Ia mempertanyakan praktik eksploitasi hutan dan pertambangan apabila manfaatnya hanya terkonsentrasi pada segelintir pihak. Kekayaan alam, menurut dia, semestinya tidak hanya dihitung dari keuntungan yang diperoleh hari ini, tetapi juga dari apa yang tersisa bagi generasi mendatang.
“Sekarang orang nggaruk-nggaruk tambang terus, tapi buat dirinya sendiri. Lah gimana nanti anak cucu kita miskin,” kata Megawati.
Pandangan itu menjadi bagian penting dari refleksinya mengenai makna kedaulatan. Kemerdekaan, dalam perspektif Megawati, tidak akan lengkap jika sumber daya yang dimiliki Indonesia tidak mampu meningkatkan kesejahteraan rakyat.
Pesan untuk Anak Muda
Megawati juga mengarahkan pesannya kepada generasi muda. Ia meminta mereka mempelajari perubahan geopolitik dan memahami bagaimana negara-negara lain membangun daya tahan nasional.
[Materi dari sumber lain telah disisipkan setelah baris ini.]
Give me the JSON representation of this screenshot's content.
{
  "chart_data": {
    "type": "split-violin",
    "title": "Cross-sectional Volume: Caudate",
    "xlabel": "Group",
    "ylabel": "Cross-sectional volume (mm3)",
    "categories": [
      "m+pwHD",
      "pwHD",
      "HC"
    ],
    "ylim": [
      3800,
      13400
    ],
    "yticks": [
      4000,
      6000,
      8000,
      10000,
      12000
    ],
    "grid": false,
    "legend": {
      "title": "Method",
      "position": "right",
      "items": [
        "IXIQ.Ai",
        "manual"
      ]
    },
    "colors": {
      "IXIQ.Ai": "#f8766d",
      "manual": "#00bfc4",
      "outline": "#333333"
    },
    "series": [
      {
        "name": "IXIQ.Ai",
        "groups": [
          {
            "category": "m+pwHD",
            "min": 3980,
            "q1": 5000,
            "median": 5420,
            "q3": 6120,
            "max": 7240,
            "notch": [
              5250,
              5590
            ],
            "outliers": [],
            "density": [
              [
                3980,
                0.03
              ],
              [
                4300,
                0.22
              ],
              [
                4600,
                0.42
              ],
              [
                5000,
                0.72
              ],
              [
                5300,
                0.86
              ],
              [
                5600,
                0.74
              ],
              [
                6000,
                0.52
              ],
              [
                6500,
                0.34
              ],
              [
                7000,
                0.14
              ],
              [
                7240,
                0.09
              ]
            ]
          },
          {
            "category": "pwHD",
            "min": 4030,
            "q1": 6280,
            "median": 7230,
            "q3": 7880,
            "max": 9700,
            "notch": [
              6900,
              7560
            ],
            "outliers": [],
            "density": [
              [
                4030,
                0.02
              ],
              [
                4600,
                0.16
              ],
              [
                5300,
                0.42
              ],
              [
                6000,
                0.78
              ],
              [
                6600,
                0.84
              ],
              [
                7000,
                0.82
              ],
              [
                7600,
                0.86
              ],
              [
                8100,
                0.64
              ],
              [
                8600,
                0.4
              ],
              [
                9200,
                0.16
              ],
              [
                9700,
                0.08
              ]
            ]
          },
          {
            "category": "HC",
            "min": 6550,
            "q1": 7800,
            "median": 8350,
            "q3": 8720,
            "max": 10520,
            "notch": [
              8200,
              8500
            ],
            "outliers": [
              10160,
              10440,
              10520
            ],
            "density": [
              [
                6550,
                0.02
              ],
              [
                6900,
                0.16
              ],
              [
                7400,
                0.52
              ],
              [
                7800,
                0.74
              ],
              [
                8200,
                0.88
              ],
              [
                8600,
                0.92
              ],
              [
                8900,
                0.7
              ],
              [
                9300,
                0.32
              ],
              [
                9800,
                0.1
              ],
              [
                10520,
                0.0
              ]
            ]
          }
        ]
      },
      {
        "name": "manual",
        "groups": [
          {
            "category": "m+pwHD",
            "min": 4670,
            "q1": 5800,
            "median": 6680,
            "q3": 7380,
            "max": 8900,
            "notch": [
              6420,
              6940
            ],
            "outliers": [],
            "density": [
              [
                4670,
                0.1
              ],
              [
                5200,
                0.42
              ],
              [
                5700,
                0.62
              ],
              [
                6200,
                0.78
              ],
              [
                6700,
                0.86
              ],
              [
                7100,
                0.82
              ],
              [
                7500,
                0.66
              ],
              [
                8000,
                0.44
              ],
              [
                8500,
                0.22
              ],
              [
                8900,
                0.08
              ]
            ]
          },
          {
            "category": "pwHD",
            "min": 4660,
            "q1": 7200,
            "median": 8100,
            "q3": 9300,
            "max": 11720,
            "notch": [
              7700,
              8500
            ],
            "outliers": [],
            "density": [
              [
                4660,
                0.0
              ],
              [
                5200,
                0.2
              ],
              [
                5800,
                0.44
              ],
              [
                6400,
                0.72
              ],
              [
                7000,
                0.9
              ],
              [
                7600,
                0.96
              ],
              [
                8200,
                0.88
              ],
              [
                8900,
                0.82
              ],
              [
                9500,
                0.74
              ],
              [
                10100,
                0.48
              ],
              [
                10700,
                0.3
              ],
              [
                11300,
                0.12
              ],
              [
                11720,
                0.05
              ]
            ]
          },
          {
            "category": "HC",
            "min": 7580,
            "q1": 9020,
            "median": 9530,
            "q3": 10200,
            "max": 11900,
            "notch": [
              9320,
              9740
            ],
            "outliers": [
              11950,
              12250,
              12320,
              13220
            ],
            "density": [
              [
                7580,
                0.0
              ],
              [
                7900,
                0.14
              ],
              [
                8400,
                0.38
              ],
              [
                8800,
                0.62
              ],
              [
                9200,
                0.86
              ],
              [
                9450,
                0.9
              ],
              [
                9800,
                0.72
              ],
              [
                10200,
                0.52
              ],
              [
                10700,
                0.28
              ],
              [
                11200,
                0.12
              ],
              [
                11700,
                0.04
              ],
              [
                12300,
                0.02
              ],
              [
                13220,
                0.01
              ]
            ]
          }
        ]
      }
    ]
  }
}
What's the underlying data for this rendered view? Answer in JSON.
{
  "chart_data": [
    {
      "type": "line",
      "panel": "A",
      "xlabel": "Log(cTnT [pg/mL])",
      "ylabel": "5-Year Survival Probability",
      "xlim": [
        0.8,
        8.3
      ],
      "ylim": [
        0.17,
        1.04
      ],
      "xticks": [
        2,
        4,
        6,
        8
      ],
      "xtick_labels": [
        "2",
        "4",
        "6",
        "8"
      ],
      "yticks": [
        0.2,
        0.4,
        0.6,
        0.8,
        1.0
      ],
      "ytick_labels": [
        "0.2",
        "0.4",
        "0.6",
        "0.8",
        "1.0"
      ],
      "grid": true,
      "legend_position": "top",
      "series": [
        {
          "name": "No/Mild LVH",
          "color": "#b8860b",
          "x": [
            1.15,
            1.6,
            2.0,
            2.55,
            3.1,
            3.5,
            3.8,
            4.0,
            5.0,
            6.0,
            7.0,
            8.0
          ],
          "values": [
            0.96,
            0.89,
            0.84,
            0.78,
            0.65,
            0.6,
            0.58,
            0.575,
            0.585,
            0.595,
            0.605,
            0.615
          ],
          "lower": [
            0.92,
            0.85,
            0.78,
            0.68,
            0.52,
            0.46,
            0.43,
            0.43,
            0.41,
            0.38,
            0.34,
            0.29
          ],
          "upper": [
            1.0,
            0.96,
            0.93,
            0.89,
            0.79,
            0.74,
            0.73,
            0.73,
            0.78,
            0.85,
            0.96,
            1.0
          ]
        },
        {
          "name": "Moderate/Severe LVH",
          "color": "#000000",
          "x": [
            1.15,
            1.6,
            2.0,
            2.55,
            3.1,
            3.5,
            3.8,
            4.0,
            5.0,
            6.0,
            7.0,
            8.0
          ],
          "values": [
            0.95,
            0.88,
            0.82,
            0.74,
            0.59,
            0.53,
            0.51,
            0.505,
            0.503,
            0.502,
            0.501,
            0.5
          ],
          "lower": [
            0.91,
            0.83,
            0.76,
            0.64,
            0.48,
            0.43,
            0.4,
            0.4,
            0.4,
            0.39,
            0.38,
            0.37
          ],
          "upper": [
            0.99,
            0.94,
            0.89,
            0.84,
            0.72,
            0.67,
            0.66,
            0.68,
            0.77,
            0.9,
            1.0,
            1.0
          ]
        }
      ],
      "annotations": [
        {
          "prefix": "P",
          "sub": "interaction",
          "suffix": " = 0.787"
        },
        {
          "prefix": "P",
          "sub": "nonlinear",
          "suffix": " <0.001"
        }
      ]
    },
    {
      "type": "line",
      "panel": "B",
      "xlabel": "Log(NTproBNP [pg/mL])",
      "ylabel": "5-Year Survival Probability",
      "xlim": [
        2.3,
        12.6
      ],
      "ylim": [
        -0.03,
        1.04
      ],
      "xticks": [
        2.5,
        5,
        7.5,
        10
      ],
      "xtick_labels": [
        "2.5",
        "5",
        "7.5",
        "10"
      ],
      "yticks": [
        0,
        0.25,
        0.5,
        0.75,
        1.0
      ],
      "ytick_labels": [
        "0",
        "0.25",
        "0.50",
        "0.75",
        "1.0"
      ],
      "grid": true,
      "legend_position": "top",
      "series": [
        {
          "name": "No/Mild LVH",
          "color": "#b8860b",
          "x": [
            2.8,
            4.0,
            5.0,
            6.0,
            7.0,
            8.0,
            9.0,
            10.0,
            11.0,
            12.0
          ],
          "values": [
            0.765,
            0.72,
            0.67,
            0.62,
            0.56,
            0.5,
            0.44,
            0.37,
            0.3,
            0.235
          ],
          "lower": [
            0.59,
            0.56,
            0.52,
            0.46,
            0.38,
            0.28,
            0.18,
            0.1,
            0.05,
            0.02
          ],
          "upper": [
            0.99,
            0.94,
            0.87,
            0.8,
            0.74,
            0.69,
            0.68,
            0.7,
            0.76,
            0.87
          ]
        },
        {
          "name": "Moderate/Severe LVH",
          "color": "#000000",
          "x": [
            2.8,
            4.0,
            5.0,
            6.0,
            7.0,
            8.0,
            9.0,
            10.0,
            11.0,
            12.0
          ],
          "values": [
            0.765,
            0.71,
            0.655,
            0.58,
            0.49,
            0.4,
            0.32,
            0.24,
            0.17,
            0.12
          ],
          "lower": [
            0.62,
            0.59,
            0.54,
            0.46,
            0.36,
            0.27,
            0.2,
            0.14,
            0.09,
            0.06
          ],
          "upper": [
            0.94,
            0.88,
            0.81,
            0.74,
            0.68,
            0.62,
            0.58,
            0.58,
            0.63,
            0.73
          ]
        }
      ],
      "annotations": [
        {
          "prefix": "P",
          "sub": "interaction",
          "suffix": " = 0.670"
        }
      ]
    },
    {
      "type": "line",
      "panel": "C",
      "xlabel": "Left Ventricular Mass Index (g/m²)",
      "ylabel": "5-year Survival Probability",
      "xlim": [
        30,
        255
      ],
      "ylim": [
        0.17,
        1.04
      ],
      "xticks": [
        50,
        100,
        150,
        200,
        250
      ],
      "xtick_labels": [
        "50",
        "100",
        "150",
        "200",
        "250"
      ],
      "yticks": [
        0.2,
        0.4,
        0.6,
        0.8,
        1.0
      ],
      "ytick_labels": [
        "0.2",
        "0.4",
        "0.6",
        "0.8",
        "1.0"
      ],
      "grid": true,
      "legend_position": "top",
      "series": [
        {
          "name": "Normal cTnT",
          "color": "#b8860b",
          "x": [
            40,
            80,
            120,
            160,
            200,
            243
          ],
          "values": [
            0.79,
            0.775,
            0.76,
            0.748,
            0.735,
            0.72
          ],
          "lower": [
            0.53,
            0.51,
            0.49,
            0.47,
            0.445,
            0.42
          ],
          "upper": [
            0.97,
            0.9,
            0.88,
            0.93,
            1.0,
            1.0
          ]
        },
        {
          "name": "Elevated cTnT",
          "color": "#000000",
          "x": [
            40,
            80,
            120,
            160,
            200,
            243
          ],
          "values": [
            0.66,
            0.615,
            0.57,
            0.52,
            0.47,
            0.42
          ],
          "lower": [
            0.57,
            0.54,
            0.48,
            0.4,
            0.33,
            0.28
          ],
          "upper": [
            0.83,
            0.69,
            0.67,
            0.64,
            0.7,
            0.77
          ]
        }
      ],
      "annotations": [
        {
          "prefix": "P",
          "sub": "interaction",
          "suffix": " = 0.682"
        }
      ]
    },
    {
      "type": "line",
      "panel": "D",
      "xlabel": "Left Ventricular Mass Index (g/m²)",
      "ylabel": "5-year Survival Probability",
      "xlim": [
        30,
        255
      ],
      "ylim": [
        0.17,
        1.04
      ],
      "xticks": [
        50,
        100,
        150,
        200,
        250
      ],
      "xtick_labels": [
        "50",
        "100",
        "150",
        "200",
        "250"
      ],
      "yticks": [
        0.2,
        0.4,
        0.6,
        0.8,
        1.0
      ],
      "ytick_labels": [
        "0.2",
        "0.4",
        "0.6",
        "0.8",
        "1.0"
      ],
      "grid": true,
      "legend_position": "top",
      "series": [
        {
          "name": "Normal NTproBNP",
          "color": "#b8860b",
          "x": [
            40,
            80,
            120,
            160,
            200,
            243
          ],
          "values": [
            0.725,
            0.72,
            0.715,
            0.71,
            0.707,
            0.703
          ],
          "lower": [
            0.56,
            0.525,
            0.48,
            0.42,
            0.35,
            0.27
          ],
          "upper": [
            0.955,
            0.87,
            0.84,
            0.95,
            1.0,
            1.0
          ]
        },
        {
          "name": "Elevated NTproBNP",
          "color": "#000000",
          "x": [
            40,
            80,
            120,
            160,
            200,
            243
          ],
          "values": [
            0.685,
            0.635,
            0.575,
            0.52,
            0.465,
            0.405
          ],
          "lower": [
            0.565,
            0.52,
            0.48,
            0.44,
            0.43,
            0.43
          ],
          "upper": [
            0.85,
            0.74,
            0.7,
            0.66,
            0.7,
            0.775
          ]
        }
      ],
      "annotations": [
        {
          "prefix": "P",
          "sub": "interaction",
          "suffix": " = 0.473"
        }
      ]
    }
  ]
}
Ia mencontohkan ketahanan Iran serta kedisiplinan negara-negara maju di Eropa dan Asia sebagai pelajaran bahwa sebuah bangsa membutuhkan keteguhan dalam menghadapi tekanan dari luar.
Generasi muda, menurut Megawati, tidak boleh hanya mengejar kenyamanan dan kesenangan yang bersifat sementara. Mereka harus memiliki ketahanan mental, keberanian dan keyakinan untuk menghadapi perubahan zaman.
Ia kemudian mengenang kebiasaannya mengajak anak-anaknya berziarah ke Taman Makam Pahlawan sejak kecil. Di sana, mereka tidak hanya melihat nama-nama besar, tetapi juga nisan tanpa nama—pengingat bahwa banyak orang memberikan hidupnya untuk Indonesia tanpa sempat menikmati hasil perjuangannya.
Pada akhirnya, refleksi Megawati kembali pada satu gagasan: kemerdekaan bukan garis akhir.
“Sebab cita-cita Indonesia merdeka bukanlah mimpi belaka dan mimpi itu bukanlah mimpi masa lalu. Ia adalah pekerjaan sejarah yang belum selesai,” pungkasnya.
Bagi Megawati, kalimat itu bukan hanya pesan untuk mengenang masa lalu. Ia adalah tuntutan agar generasi yang menikmati kemerdekaan hari ini memastikan bahwa pengorbanan para pendahulu tidak berhenti sebagai cerita sejarah.